For the time being, however, there is very little chance that Congress and the White House will adopt this kind of approach to immigration. Business interests strongly oppose E-Verify. In the debate over the House bill, House Republicans representing agricultural districts, where undocumented migrants make up almost half of the labor force, objected to the mandated use of E-Verify. They were appeased by extending the timeline for when agribusiness would have to use E-Verify and eliminating the labor protections the Biden administration had created for seasonal H-2A temporary migrants.
After the House bill passed, industry lobbyists turned their attention to the Senate. As Brownstein Hyatt Farber Shreck, one of the country's largest business lobbies, wrote last May, “Industry pressure has already been successful in the alterations of E-Verify expansion, and there is already established Republican opposition to portions of the program. Now is the time for stakeholders to engage lawmakers to make sure their employment investments are protected moving forward.” The lobbying evidently had its effect: Senate Republicans left E-Verify out of their proposals.

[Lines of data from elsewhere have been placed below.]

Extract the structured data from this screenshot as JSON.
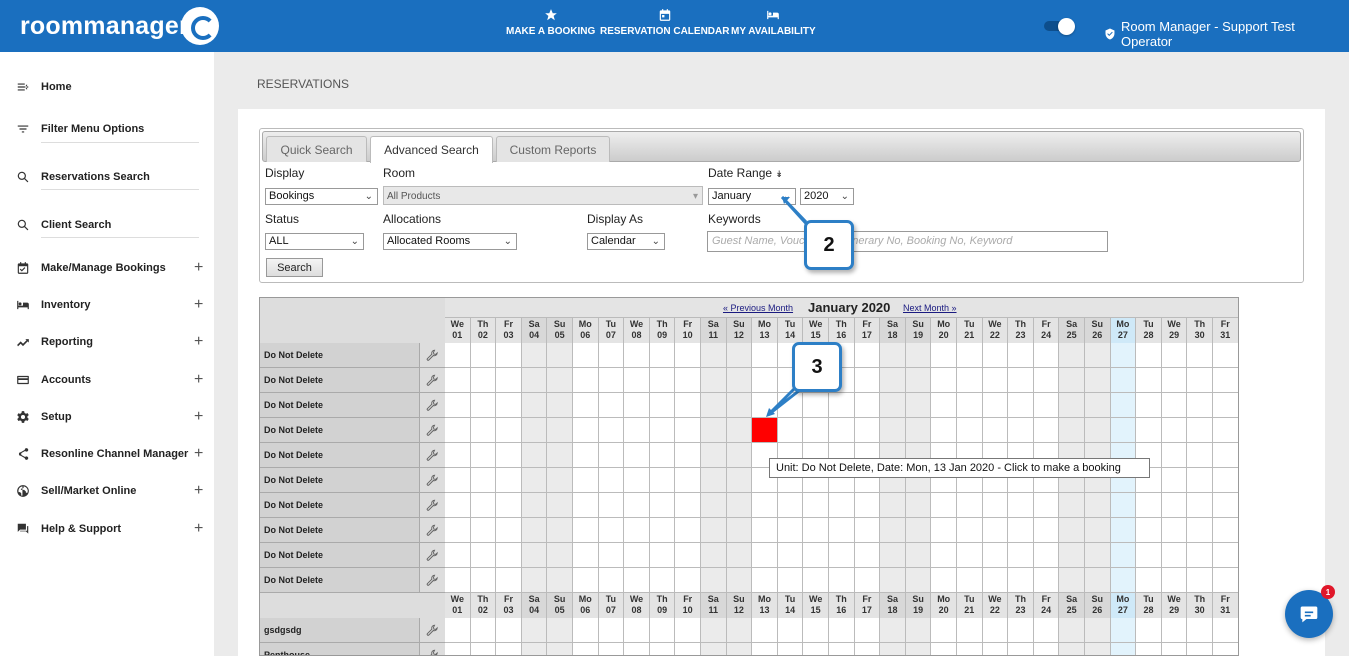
{
  "app": {
    "logo_text": "roommanager",
    "operator": "Room Manager - Support Test Operator",
    "top_nav": [
      {
        "label": "MAKE A BOOKING",
        "icon": "star-icon"
      },
      {
        "label": "RESERVATION CALENDAR",
        "icon": "calendar-icon"
      },
      {
        "label": "MY AVAILABILITY",
        "icon": "bed-icon"
      }
    ]
  },
  "sidebar": {
    "items": [
      {
        "label": "Home",
        "icon": "back-arrow-icon",
        "expandable": false
      },
      {
        "label": "Filter Menu Options",
        "icon": "filter-icon",
        "expandable": false
      },
      {
        "label": "Reservations Search",
        "icon": "search-icon",
        "expandable": false
      },
      {
        "label": "Client Search",
        "icon": "search-icon",
        "expandable": false
      },
      {
        "label": "Make/Manage Bookings",
        "icon": "calendar-check-icon",
        "expandable": true
      },
      {
        "label": "Inventory",
        "icon": "bed-icon",
        "expandable": true
      },
      {
        "label": "Reporting",
        "icon": "trend-icon",
        "expandable": true
      },
      {
        "label": "Accounts",
        "icon": "card-icon",
        "expandable": true
      },
      {
        "label": "Setup",
        "icon": "gear-icon",
        "expandable": true
      },
      {
        "label": "Resonline Channel Manager",
        "icon": "share-icon",
        "expandable": true
      },
      {
        "label": "Sell/Market Online",
        "icon": "globe-icon",
        "expandable": true
      },
      {
        "label": "Help & Support",
        "icon": "chat-icon",
        "expandable": true
      }
    ],
    "plus": "+"
  },
  "page": {
    "title": "RESERVATIONS"
  },
  "search": {
    "tabs": [
      "Quick Search",
      "Advanced Search",
      "Custom Reports"
    ],
    "active_tab": 1,
    "display_label": "Display",
    "display_value": "Bookings",
    "room_label": "Room",
    "room_value": "All Products",
    "date_range_label": "Date Range",
    "month_value": "January",
    "year_value": "2020",
    "status_label": "Status",
    "status_value": "ALL",
    "allocations_label": "Allocations",
    "allocations_value": "Allocated Rooms",
    "display_as_label": "Display As",
    "display_as_value": "Calendar",
    "keywords_label": "Keywords",
    "keywords_placeholder": "Guest Name, Voucher No, Itinerary No, Booking No, Keyword",
    "search_button": "Search"
  },
  "calendar": {
    "prev_link": "« Previous Month",
    "month_title": "January 2020",
    "next_link": "Next Month »",
    "days": [
      {
        "dow": "We",
        "d": "01"
      },
      {
        "dow": "Th",
        "d": "02"
      },
      {
        "dow": "Fr",
        "d": "03"
      },
      {
        "dow": "Sa",
        "d": "04"
      },
      {
        "dow": "Su",
        "d": "05"
      },
      {
        "dow": "Mo",
        "d": "06"
      },
      {
        "dow": "Tu",
        "d": "07"
      },
      {
        "dow": "We",
        "d": "08"
      },
      {
        "dow": "Th",
        "d": "09"
      },
      {
        "dow": "Fr",
        "d": "10"
      },
      {
        "dow": "Sa",
        "d": "11"
      },
      {
        "dow": "Su",
        "d": "12"
      },
      {
        "dow": "Mo",
        "d": "13"
      },
      {
        "dow": "Tu",
        "d": "14"
      },
      {
        "dow": "We",
        "d": "15"
      },
      {
        "dow": "Th",
        "d": "16"
      },
      {
        "dow": "Fr",
        "d": "17"
      },
      {
        "dow": "Sa",
        "d": "18"
      },
      {
        "dow": "Su",
        "d": "19"
      },
      {
        "dow": "Mo",
        "d": "20"
      },
      {
        "dow": "Tu",
        "d": "21"
      },
      {
        "dow": "We",
        "d": "22"
      },
      {
        "dow": "Th",
        "d": "23"
      },
      {
        "dow": "Fr",
        "d": "24"
      },
      {
        "dow": "Sa",
        "d": "25"
      },
      {
        "dow": "Su",
        "d": "26"
      },
      {
        "dow": "Mo",
        "d": "27"
      },
      {
        "dow": "Tu",
        "d": "28"
      },
      {
        "dow": "We",
        "d": "29"
      },
      {
        "dow": "Th",
        "d": "30"
      },
      {
        "dow": "Fr",
        "d": "31"
      }
    ],
    "today_day": "27",
    "units_group1": [
      "Do Not Delete",
      "Do Not Delete",
      "Do Not Delete",
      "Do Not Delete",
      "Do Not Delete",
      "Do Not Delete",
      "Do Not Delete",
      "Do Not Delete",
      "Do Not Delete",
      "Do Not Delete"
    ],
    "units_group2": [
      "gsdgsdg",
      "Penthouse"
    ],
    "selected_row": 3,
    "selected_day": "13",
    "tooltip": "Unit: Do Not Delete, Date: Mon, 13 Jan 2020 - Click to make a booking",
    "colors": {
      "selected": "#ff0000",
      "today": "#e2f3fc",
      "weekend": "#ebebeb"
    }
  },
  "callouts": [
    "2",
    "3"
  ],
  "chat_badge": "1"
}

As Ruy Teixeira and I recounted in Where Have All the Democrats Gone?, Democrats have also shunned E-Verify. Hispanic lobbies have claimed it is discriminatory, and major unions, led by the Service Employees International Union (SEIU), have warned it can be used to intimidate workers. These unions prefer that the government ignore undocumented workers, whom they want to organize. Lobbies and organizations aligned with the Democrats have also rejected attempts to curb illegal immigration. They denounced Biden's promise of a border shutdown. Said a spokeswoman for the American Civil Liberties Union, “President Biden and Congress must abandon these proposals and heed voters’ demands for fair and effective immigration policies that manage the border and treat people seeking safety with dignity.” Marisa Limon Garza of the Las Americas Immigration Advocacy Center called Biden's proposal “the most uninformed, short-sighted idea of a solution as could be.”
Just as Congress is unlikely to pass an E-Verify mandate, it is unlikely to pass a bill that includes a path to citizenship or even to a green card for the undocumented. An older generation of Republicans like George W. Bush and John McCain favored a path to citizenship, but many in the newer generation favor deportation. In the present circumstances, the best that could be hoped for are modest reforms in the use of asylum and parole and increased funding for custom officials and judges. But even these measures might prove difficult, if not impossible, during an election year when Trump and Republicans plan to highlight the inability of the Biden administration to police the border. The prospects for anything like a comprehensive reform remain dismal; the prospects for modest reform are slim; but the prospects for continued stalemate and strife are strong.
John B. Judis is author of The Politics of Our Time: Populism, Nationalism, Socialism and, with Ruy Teixeira, Where Have All the Democrats Gone?